At my age, it’s rare to remember precisely what a photograph looked like when you saw it at 12 years old – it was, after all, 1968. An unofficial “spy” photo of a Honda CB 750. The massive engine with a small, Japanese test rider perched atop it. Was it like looking at a picture of the Suzuki Hayabusa, or the Kawasaki ZX-12 for the first time? No, nothing like that. Multiply that by ten times or, maybe better, 100 times. This was the impact on me as a young boy (young man?) as I saw that picture (and still see it in my mind today).
Fortunately, a friend of mine who lived on the “south side” of Montebello had a father who bought a new CB 750 a couple of years later and left the keys where we could find them. Moreover, Kent was crazy enough to put me on the back and ride off on the beast.
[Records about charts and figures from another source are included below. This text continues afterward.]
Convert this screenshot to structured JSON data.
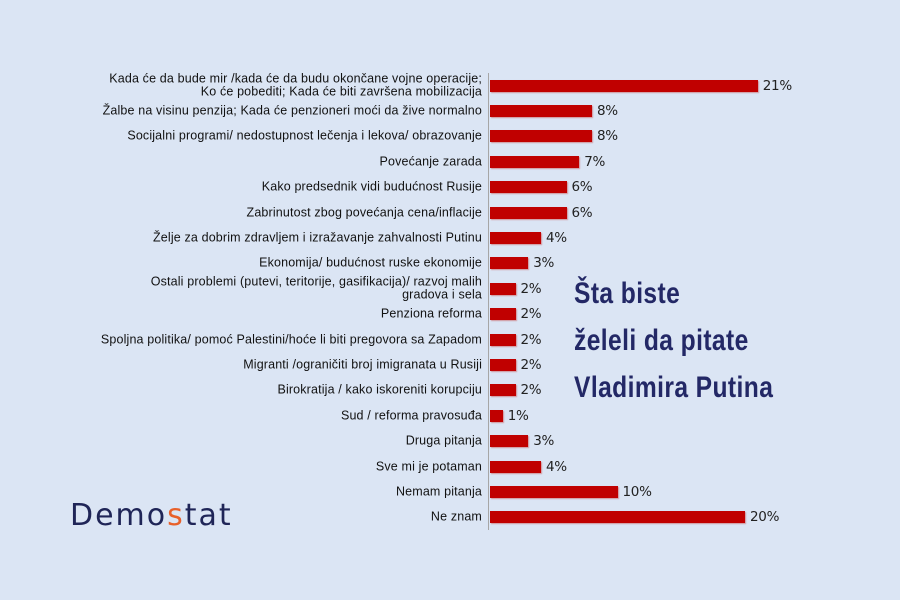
{
  "title": {
    "line1": "Šta biste",
    "line2": "želeli da pitate",
    "line3": "Vladimira Putina"
  },
  "logo": {
    "part1": "Demo",
    "accent": "s",
    "part2": "tat",
    "text_color": "#1f2557",
    "accent_color": "#e8602a"
  },
  "colors": {
    "background": "#dbe5f4",
    "bar": "#c00000",
    "title": "#232866"
  },
  "chart_data": {
    "type": "bar",
    "orientation": "horizontal",
    "title": "Šta biste želeli da pitate Vladimira Putina",
    "xlabel": "",
    "ylabel": "",
    "grid": false,
    "legend": false,
    "unit": "%",
    "xlim": [
      0,
      22
    ],
    "categories": [
      "Kada će da bude mir /kada će da budu okončane vojne operacije; Ko će pobediti; Kada će biti završena mobilizacija",
      "Žalbe na visinu penzija; Kada će penzioneri moći da žive normalno",
      "Socijalni programi/ nedostupnost lečenja i lekova/ obrazovanje",
      "Povećanje zarada",
      "Kako predsednik vidi budućnost Rusije",
      "Zabrinutost zbog povećanja cena/inflacije",
      "Želje za dobrim zdravljem i izražavanje zahvalnosti Putinu",
      "Ekonomija/ budućnost ruske ekonomije",
      "Ostali problemi (putevi, teritorije, gasifikacija)/ razvoj malih gradova i sela",
      "Penziona reforma",
      "Spoljna politika/ pomoć Palestini/hoće li biti pregovora sa Zapadom",
      "Migranti /ograničiti broj imigranata u Rusiji",
      "Birokratija / kako iskoreniti korupciju",
      "Sud / reforma pravosuđa",
      "Druga pitanja",
      "Sve mi je potaman",
      "Nemam pitanja",
      "Ne znam"
    ],
    "values": [
      21,
      8,
      8,
      7,
      6,
      6,
      4,
      3,
      2,
      2,
      2,
      2,
      2,
      1,
      3,
      4,
      10,
      20
    ],
    "value_labels": [
      "21%",
      "8%",
      "8%",
      "7%",
      "6%",
      "6%",
      "4%",
      "3%",
      "2%",
      "2%",
      "2%",
      "2%",
      "2%",
      "1%",
      "3%",
      "4%",
      "10%",
      "20%"
    ],
    "label_lines": [
      [
        "Kada će da bude mir /kada će da budu okončane vojne operacije;",
        "Ko će pobediti; Kada će biti završena mobilizacija"
      ],
      [
        "Žalbe na visinu penzija; Kada će penzioneri moći da žive normalno"
      ],
      [
        "Socijalni programi/ nedostupnost lečenja i lekova/ obrazovanje"
      ],
      [
        "Povećanje zarada"
      ],
      [
        "Kako predsednik vidi budućnost Rusije"
      ],
      [
        "Zabrinutost zbog povećanja cena/inflacije"
      ],
      [
        "Želje za dobrim zdravljem i izražavanje zahvalnosti Putinu"
      ],
      [
        "Ekonomija/ budućnost ruske ekonomije"
      ],
      [
        "Ostali problemi (putevi, teritorije, gasifikacija)/ razvoj malih",
        "gradova i sela"
      ],
      [
        "Penziona reforma"
      ],
      [
        "Spoljna politika/ pomoć Palestini/hoće li biti pregovora sa Zapadom"
      ],
      [
        "Migranti /ograničiti broj imigranata u Rusiji"
      ],
      [
        "Birokratija / kako iskoreniti korupciju"
      ],
      [
        "Sud / reforma pravosuđa"
      ],
      [
        "Druga pitanja"
      ],
      [
        "Sve mi je potaman"
      ],
      [
        "Nemam pitanja"
      ],
      [
        "Ne znam"
      ]
    ]
  }
}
Although familiar with motorcycles, neither of us was familiar with the sensations this marvel brought to us. Solid, massive, powerful and fast. Oh, and smooth in a way that motorcycles of its era were never smooth. So much power and so much grace.
That was then, and this is now (as they say). The 1969 Honda CB 750K is a quaint machine to those who view it out of context in the modern era of motorcycling. They will never understand how this bike affected people, from kids to seasoned motorcycle enthusiasts, when it was introduced to the world. This was a time when Honda was largely directed by the vision of its founder, and believed that things were possible when others didn’t.
There were other moments in my young life where I worshiped the two wheeled machines, including a few years later when my local Kawasaki dealer, Steve Hurd (who still works for Kawasaki to this day) showed me the new 750cc two-stroke triple, and I was awed by the successor to the 500cc two-stroke triple (a machine I had seen raced against the Honda 750 to a virtual dead heat on many occasions in front of my house). Having spent so many hours at his shop, he was kind enough to give me a ride on the machine and proceeded to wheelie the big 750 down the block with me seated behind (oh, of course, he told me to hold on tight – “lock your fingers”). He then demonstrated a “burn out” – although we called it “burning rubber” at the time.
Then, again, several years later, standing in the nearby Honda dealership, looking at the big, six cylinder CBX and dreaming about how fast it must be, and smooth. Kawasaki’s six-cylinder answer came soon, and I just knew motorcycling had reached its zenith.
The Bike of the Century isn’t really just one bike, although we will pick one below. The Bike of the Century is the bike that made each of you love motorcycles and ride them to fill a need that could never be completely filled.
Of course, the power and smoothness thing got improved considerably with time, as did everything else. The Kawasaki ZX-11 and, now, the Suzuki Hayabusa. Soon, the Kawasaki ZX-12. The bikes will always get faster and smoother, and maybe the adrenaline will flow harder, but while objectively better, subjectively the best bikes are those that impacted us when we were young (or, at least, young in the sport of motorcycling).
In the U.S., we may not have understood the style of Italian motorcycles until the Ducati 916 made us nod yes and understand. Moto Guzzi and its deep character, Laverda and its stonking three-cylinder Jota, and Bimota with its commitment to chassis perfection.
Harley-Davidson, Indian, and other historical American marques with their sometimes crude, but direct and effective engineering, endeared themselves to many of us.
The British parallel twins, such as Norton, Triumph and BSA, despite their not infrequent mechanical failures, won us over with their direct and simple approach to performance and handling — and style. They embodied the essence of a motorcycle; function as beauty.
I hope we made you think about the bikes in your personal history that were important to you. Now, since we have to pick a single bike as Bike of the Century, we choose the Honda CB 750 (also the highest vote-getter in our e-mail poll). This bike, at least arguably, made the largest single step forward in technology, performance, and design of any motorcycle in the history of motorcycling. Besides that, it took Kent and me to 100 miles per hour on Vail Avenue in Montebello on a cold, overcast morning in 1970.